Houston Astros Bench Coach Alex Cora agreed on Sunday to become the new manager for the Boston Red Sox. Cora was on the Red Sox 2007 World Series championship roster as a player and now hopes to help the team return to winning postseason games.
Cora through a prepared statement the Red Sox released said that returning the city of Boston and the club has fulfilled a dream for him and his family. He added that he looked forward to working with the players and reaching the goal of winning another World Series championship for the city and its wonderful fans.
The club announced their new manager on Sunday; one day after the Astros reached the World Series by eliminating the Yankees in the ALCS.
Cora, who is just 42, replaces former manager John Farrell, who was manager when Boston won its last title in 2013.
Even though the Red Sox won back to back AL East titles for the first time in franchise history, they also were last twice in the division during Farrell’s reign and won only one game during the postseason since they won the title his first year as manager.

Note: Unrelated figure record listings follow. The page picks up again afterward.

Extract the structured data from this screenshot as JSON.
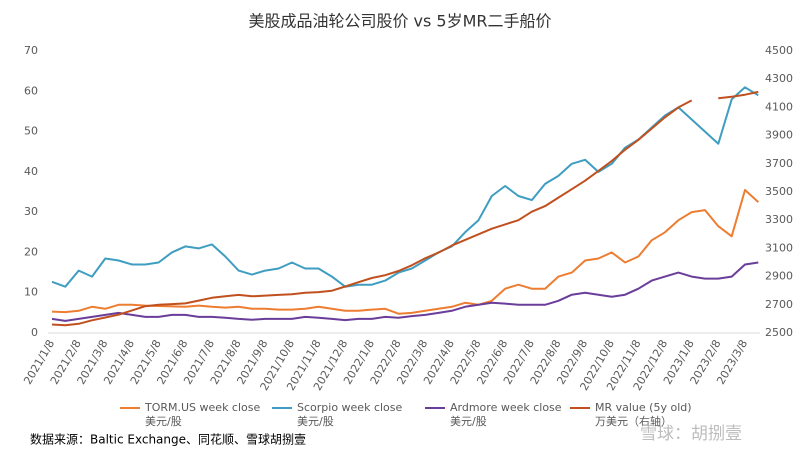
{
  "chart_data": {
    "type": "line",
    "title": "美股成品油轮公司股价 vs 5岁MR二手船价",
    "categories": [
      "2021/1/8",
      null,
      "2021/2/8",
      null,
      "2021/3/8",
      null,
      "2021/4/8",
      null,
      "2021/5/8",
      null,
      "2021/6/8",
      null,
      "2021/7/8",
      null,
      "2021/8/8",
      null,
      "2021/9/8",
      null,
      "2021/10/8",
      null,
      "2021/11/8",
      null,
      "2021/12/8",
      null,
      "2022/1/8",
      null,
      "2022/2/8",
      null,
      "2022/3/8",
      null,
      "2022/4/8",
      null,
      "2022/5/8",
      null,
      "2022/6/8",
      null,
      "2022/7/8",
      null,
      "2022/8/8",
      null,
      "2022/9/8",
      null,
      "2022/10/8",
      null,
      "2022/11/8",
      null,
      "2022/12/8",
      null,
      "2023/1/8",
      null,
      "2023/2/8",
      null,
      "2023/3/8",
      null
    ],
    "series": [
      {
        "name": "TORM.US week close",
        "unit": "美元/股",
        "color": "#ed7d31",
        "values": [
          5.3,
          5.2,
          5.5,
          6.5,
          6,
          7,
          7,
          6.8,
          6.7,
          6.6,
          6.5,
          6.8,
          6.5,
          6.3,
          6.5,
          6,
          6,
          5.8,
          5.8,
          6,
          6.5,
          6,
          5.5,
          5.5,
          5.8,
          6,
          4.8,
          5,
          5.5,
          6,
          6.5,
          7.5,
          7,
          8,
          11,
          12,
          11,
          11,
          14,
          15,
          18,
          18.5,
          20,
          17.5,
          19,
          23,
          25,
          28,
          30,
          30.5,
          26.5,
          24,
          35.5,
          32.5
        ]
      },
      {
        "name": "Scorpio week close",
        "unit": "美元/股",
        "color": "#3e9dc0",
        "values": [
          12.7,
          11.5,
          15.5,
          14,
          18.5,
          18,
          17,
          17,
          17.5,
          20,
          21.5,
          21,
          22,
          19,
          15.5,
          14.5,
          15.5,
          16,
          17.5,
          16,
          16,
          14,
          11.5,
          12,
          12,
          13,
          15,
          16,
          18,
          20,
          21.5,
          25,
          28,
          34,
          36.5,
          34,
          33,
          37,
          39,
          42,
          43,
          40,
          42,
          46,
          48,
          51,
          54,
          56,
          53,
          50,
          47,
          58,
          61,
          59
        ]
      },
      {
        "name": "Ardmore week close",
        "unit": "美元/股",
        "color": "#6a3d9a",
        "values": [
          3.5,
          3,
          3.5,
          4,
          4.5,
          5,
          4.5,
          4,
          4,
          4.5,
          4.5,
          4,
          4,
          3.8,
          3.5,
          3.3,
          3.5,
          3.5,
          3.5,
          4,
          3.8,
          3.5,
          3.2,
          3.5,
          3.5,
          4,
          3.8,
          4.2,
          4.5,
          5,
          5.5,
          6.5,
          7,
          7.5,
          7.3,
          7,
          7,
          7,
          8,
          9.5,
          10,
          9.5,
          9,
          9.5,
          11,
          13,
          14,
          15,
          14,
          13.5,
          13.5,
          14,
          17,
          17.5
        ]
      },
      {
        "name": "MR value (5y old)",
        "unit": "万美元（右轴）",
        "color": "#c0501e",
        "axis": "y2",
        "values": [
          2560,
          2555,
          2565,
          2590,
          2610,
          2630,
          2660,
          2690,
          2700,
          2705,
          2710,
          2730,
          2750,
          2760,
          2770,
          2760,
          2765,
          2770,
          2775,
          2785,
          2790,
          2800,
          2830,
          2860,
          2890,
          2910,
          2940,
          2980,
          3030,
          3070,
          3120,
          3160,
          3200,
          3240,
          3270,
          3300,
          3360,
          3400,
          3460,
          3520,
          3580,
          3650,
          3720,
          3800,
          3870,
          3950,
          4030,
          4100,
          4150,
          null,
          4165,
          4175,
          4190,
          4210
        ]
      }
    ],
    "ylim": [
      0,
      70
    ],
    "yticks": [
      0,
      10,
      20,
      30,
      40,
      50,
      60,
      70
    ],
    "y2lim": [
      2500,
      4500
    ],
    "y2ticks": [
      2500,
      2700,
      2900,
      3100,
      3300,
      3500,
      3700,
      3900,
      4100,
      4300,
      4500
    ],
    "grid": false,
    "legend": "bottom",
    "source": "数据来源：Baltic Exchange、同花顺、雪球胡捌壹",
    "watermark": "雪球：胡捌壹"
  }
}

John Henry the owner of the Red Sox said in Cora the team signed a natural leader who will guide the clubhouse.
His acumen in baseball and ability to strategically think are uncommon in someone his age and the team could not have signed a better match for its players, front office and for where the team will go the next few years.
Cora, who is from Puerto Rico, is the first Hispanic to manager the Red Sox. Boston has faced renewed scrutiny over racial issues this season after outfielder Adam Jones from the Orioles reported that he was subjected to racial slurs while playing in Boston.
Cora has been general manager of the Puerto Rican Winter League’s Criollos de Cagues for the last five years, while serving as well as the manager for the club the last two years.
Boston GM Dave Dombrowski indicated that with Cora being bilingual it will be significant for the club and its players who are Hispanic. He praised the success Cora has had relating to both veterans and young players.